2. Swap some old for some new.

If romantic comedies make you nauseated or your favorite ’80s ballads only emphasize the void in your love life, cut yourself a break. If Instagram deflates you because everyone else’s life looks awesome, tuck the app aside and ignore it for a few days or even several weeks. Set some of your once-favorite things on the shelf and crank up something new. I’ve come to enjoy long walks, worship albums and journaling. Find what works for you. Find what brings a breath of fresh air. You just might discover some new passions along the way.

3. Widen your gaze.

This is a big one for singles, and really, all human beings. Our normal pattern is to zoom in on our own disappointments and desires, letting our focus shrink until we’ve lost perspective, and at times, even our joy. If you’ve found yourself here, it’s the perfect time to lift your gaze and see what’s around you: a huge world filled with people — often hurting just like you. If you struggle with mentally rehashing how unhappy you are, try setting that aside and expand your view.

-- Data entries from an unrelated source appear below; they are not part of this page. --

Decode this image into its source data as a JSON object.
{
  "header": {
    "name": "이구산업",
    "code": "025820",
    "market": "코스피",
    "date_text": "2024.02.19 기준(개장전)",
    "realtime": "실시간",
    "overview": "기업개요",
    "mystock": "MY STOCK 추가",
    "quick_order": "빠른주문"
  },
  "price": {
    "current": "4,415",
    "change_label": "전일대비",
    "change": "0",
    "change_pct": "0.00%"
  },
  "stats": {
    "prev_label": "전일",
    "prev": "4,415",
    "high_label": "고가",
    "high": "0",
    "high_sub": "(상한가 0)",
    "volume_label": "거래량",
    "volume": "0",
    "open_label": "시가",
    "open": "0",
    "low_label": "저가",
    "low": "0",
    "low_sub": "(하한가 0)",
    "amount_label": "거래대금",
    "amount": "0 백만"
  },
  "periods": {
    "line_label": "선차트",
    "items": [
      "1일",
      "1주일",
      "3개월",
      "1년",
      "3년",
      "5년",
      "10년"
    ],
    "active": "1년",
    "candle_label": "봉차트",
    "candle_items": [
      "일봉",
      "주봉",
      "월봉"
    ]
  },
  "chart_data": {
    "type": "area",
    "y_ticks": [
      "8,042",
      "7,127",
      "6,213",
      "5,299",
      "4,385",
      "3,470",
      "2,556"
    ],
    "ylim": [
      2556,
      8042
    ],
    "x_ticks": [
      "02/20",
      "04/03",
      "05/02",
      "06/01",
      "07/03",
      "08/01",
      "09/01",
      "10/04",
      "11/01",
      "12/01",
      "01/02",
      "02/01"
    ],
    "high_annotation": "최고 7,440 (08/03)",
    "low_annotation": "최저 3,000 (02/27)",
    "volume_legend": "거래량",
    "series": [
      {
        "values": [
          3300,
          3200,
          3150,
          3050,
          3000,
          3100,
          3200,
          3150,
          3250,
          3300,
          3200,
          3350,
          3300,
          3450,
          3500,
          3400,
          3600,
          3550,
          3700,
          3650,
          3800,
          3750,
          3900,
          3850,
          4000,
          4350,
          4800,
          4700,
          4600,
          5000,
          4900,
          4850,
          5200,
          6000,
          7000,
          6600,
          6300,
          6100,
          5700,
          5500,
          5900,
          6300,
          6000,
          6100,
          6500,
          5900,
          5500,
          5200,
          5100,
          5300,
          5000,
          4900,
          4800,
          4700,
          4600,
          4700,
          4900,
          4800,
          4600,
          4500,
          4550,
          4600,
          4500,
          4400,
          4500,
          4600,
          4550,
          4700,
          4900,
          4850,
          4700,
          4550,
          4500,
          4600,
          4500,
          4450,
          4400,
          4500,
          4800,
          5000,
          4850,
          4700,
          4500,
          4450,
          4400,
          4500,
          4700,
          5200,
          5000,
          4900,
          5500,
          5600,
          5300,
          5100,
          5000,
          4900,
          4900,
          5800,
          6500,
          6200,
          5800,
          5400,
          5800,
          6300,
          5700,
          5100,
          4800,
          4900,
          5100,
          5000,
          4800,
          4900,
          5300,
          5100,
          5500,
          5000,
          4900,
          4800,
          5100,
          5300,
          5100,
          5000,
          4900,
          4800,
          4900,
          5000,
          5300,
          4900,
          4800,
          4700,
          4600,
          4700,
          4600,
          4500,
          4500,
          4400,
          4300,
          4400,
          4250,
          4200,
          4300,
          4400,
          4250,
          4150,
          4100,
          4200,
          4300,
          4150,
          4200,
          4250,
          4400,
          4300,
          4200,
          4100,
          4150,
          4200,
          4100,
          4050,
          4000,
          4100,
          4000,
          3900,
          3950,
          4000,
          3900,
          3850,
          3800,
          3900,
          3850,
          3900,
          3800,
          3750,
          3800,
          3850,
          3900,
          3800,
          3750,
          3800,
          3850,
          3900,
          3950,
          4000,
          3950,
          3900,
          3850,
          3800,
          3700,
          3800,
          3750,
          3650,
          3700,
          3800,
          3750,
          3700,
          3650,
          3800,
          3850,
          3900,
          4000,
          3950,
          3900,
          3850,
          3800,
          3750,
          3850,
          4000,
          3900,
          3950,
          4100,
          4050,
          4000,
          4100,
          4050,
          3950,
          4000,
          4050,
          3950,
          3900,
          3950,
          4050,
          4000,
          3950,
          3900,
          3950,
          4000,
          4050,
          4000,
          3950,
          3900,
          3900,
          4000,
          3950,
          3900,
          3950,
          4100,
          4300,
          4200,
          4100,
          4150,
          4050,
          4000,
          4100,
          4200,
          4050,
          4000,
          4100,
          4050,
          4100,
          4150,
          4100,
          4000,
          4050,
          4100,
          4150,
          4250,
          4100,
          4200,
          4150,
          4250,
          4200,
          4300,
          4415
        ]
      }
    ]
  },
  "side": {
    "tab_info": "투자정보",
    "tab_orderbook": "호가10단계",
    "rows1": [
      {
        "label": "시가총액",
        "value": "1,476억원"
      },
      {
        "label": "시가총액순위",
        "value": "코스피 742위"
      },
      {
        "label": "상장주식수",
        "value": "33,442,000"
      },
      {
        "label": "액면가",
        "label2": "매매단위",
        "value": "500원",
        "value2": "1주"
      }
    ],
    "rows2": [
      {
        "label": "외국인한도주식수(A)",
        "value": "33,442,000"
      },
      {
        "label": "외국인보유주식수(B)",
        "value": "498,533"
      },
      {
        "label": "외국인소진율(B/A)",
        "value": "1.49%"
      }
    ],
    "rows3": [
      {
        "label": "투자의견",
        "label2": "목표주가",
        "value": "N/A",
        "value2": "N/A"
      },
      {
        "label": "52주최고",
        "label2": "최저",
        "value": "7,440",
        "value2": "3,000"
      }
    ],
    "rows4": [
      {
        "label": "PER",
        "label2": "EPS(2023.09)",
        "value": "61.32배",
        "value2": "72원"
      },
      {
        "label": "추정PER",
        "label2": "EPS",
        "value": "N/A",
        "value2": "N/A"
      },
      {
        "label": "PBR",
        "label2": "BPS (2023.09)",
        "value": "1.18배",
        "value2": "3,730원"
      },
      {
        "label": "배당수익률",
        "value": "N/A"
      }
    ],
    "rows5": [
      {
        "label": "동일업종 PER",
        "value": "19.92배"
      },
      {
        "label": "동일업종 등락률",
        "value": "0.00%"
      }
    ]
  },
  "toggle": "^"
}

For me, it started with taking home a kitty from a glass cage in a pet shop. She’s now curled up on my gypsy quilt. That same week, I invited my elderly and widowed neighbor over for dinner. I confess, I never really thought of her loneliness when I was blissfully in love. Now, God has opened my eyes to this pain in others (James 1:27). My neighbor and I had a wonderful time over turkey soup, and a few weeks later, we watched an old movie while sipping tea. It was good medicine all around. Yesterday she dropped off a little gift to say thank-you, and boy, did it bring me cheer. This process has shown me to look beyond myself. By doing that, we often find a slice of happiness that can’t be acquired any other way — not by force, not by meltdowns, and certainly not by raising a fist at God (Romans 8:6).

Wherever you are on the path of singleness, let’s remember it’s a process and a journey. And God uses it to refine us. The more light we let in, the more joyous the time will be. If you have love to give, don’t let it break you from the inside out — pour it out on God’s people, and He will use it for His glory.